Harrison Murphy, early 30's. (m)
-The New Partner-
Abnormally tall, he has dark eyes and sandy brown hair that's slightly too long to be considered professional.
Sporting a pleasant farmers tan, he'd probably be traditionally good looking if it wasn't for the constant 5 o'clock shadow, a nose that's clearly been broken more than once, and the perpetual scowl he wears which may, or may not, have something to do with the endless supply of nicotine gum he's currently getting through a day.
Even with his gruff nature the man is surprisingly well liked across the city, and always willing to go the extra mile for those he considers a friend.
Shae Amana, 30. (nb)
-The Government Handler-
Just shy of 5'9, with an accent so neutral you're convinced it can't be genuine. They have long (dyed) dark silver hair, light blue eyes and deep golden skin, with splashes of freckles across their cheeks, among other places.
They have horrendous eyesight but are too squeamish for contacts so they'll never be seen without their glasses in place. They're new to leadership and that anxiety shows at times.
They have some curious tattoos and there seems to be more to them but you haven't figured out what yet.
Callie Redwood, 25. (f)
-The Lycan Wildchild-
Exactly 5'5, with rich brown skin, bright grey green eyes, and a permanently fixed youthful grin, most people would be tempted to believe Callie to be harmless. Those people would be making a mistake.
Her mess of loose dark curls are irregularly cut, half tied back with some attempt to tame it with a variety of pins, making her easily recognisable even at a distance. If all else fails, the constant collection of bandages and minor injuries she accumulates will always set her apart from the crowd.
She has a childish eagerness at times, with zero filter on what she says and a hairtrigger on her temper, times are never boring around her.
Toni Dynbane, 28. (m/f/nb)
-The Nocturnal Neighbour-
5'11, when they're not slouching. Messy shoulder length dark hair and hazel eyes that are strikingly pretty, even with the accompanying red-eye that's constantly in place.
Between their weed habit and their sleeping patterns, it's clear they're going through something, though they don't seem eager to open up about whatever it is.

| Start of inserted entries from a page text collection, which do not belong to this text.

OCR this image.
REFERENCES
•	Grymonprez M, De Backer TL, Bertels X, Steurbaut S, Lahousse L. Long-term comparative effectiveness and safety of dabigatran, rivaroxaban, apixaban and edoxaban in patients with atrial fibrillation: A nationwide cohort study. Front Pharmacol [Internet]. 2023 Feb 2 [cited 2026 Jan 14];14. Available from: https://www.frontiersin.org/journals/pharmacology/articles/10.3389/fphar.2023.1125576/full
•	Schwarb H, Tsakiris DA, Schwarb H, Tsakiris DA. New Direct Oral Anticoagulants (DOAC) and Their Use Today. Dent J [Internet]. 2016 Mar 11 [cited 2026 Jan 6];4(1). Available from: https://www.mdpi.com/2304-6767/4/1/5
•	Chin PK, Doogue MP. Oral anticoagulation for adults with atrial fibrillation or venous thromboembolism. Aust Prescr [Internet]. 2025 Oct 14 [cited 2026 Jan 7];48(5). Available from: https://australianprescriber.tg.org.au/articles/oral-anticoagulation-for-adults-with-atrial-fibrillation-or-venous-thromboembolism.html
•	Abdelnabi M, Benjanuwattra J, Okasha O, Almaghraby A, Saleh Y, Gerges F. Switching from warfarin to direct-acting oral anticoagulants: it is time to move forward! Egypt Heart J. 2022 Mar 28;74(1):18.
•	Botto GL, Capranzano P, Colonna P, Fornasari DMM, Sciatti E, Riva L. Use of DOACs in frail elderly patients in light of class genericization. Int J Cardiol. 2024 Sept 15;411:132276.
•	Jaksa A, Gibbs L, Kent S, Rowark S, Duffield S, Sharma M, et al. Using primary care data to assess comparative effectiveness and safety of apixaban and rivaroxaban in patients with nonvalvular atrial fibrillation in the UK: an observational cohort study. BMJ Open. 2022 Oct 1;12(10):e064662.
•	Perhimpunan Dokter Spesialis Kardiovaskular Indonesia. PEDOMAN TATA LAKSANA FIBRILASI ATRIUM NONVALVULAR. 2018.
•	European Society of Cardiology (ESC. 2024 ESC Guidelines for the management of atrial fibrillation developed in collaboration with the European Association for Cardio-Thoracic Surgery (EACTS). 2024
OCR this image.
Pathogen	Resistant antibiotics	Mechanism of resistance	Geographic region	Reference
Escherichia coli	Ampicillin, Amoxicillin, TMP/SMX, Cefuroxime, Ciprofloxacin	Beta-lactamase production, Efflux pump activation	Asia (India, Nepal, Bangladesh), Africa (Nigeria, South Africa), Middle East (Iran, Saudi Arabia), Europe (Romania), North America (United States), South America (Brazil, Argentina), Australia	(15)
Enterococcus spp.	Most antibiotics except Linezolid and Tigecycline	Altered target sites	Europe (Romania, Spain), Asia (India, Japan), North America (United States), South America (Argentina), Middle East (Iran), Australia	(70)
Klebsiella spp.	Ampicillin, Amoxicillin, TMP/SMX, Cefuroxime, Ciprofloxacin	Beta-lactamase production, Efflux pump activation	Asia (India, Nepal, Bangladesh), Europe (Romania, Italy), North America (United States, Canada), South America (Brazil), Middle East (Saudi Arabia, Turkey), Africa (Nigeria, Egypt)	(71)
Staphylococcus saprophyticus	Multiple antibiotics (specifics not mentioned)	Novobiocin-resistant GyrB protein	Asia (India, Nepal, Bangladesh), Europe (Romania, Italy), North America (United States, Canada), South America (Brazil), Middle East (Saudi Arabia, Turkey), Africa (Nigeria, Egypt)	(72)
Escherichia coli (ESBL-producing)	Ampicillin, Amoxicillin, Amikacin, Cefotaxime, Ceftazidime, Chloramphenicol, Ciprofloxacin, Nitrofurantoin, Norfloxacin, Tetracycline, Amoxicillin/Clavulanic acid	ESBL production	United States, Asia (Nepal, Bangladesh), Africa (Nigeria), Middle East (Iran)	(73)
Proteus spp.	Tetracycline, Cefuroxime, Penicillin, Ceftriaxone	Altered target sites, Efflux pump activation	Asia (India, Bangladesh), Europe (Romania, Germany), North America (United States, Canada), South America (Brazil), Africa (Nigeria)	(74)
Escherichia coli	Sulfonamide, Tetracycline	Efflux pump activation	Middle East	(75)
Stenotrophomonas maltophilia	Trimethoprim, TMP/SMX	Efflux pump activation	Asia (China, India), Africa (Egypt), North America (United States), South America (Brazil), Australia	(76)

With an easygoing attitude and an ear always free if you need it, there are definitely worse people you could have been neighbours with.
Claude/Claudia Valentius, ?? (m/f)
-The Executive Vampyr-
With a long and prosperous lineage, expectations on the newest head of their House are ludicrously high. Tall, dark skinned with ethereal golden eyes, everything about them just screams fancy vampire.
Always dressed immaculately, they're doing their best to keep a cool demeanour while trying to change the Old World ways they feel like their family is stuck in.
With a life full of soulless business suits and untrustworthy family members who definitely don't have their best interests at heart, they've almost forgotten what it's like to have anyone who means more than that in their life.
??? (he/they)
-The Wrong Choice-
Would be a terrible idea on your part to pursue this one. Do not recommend.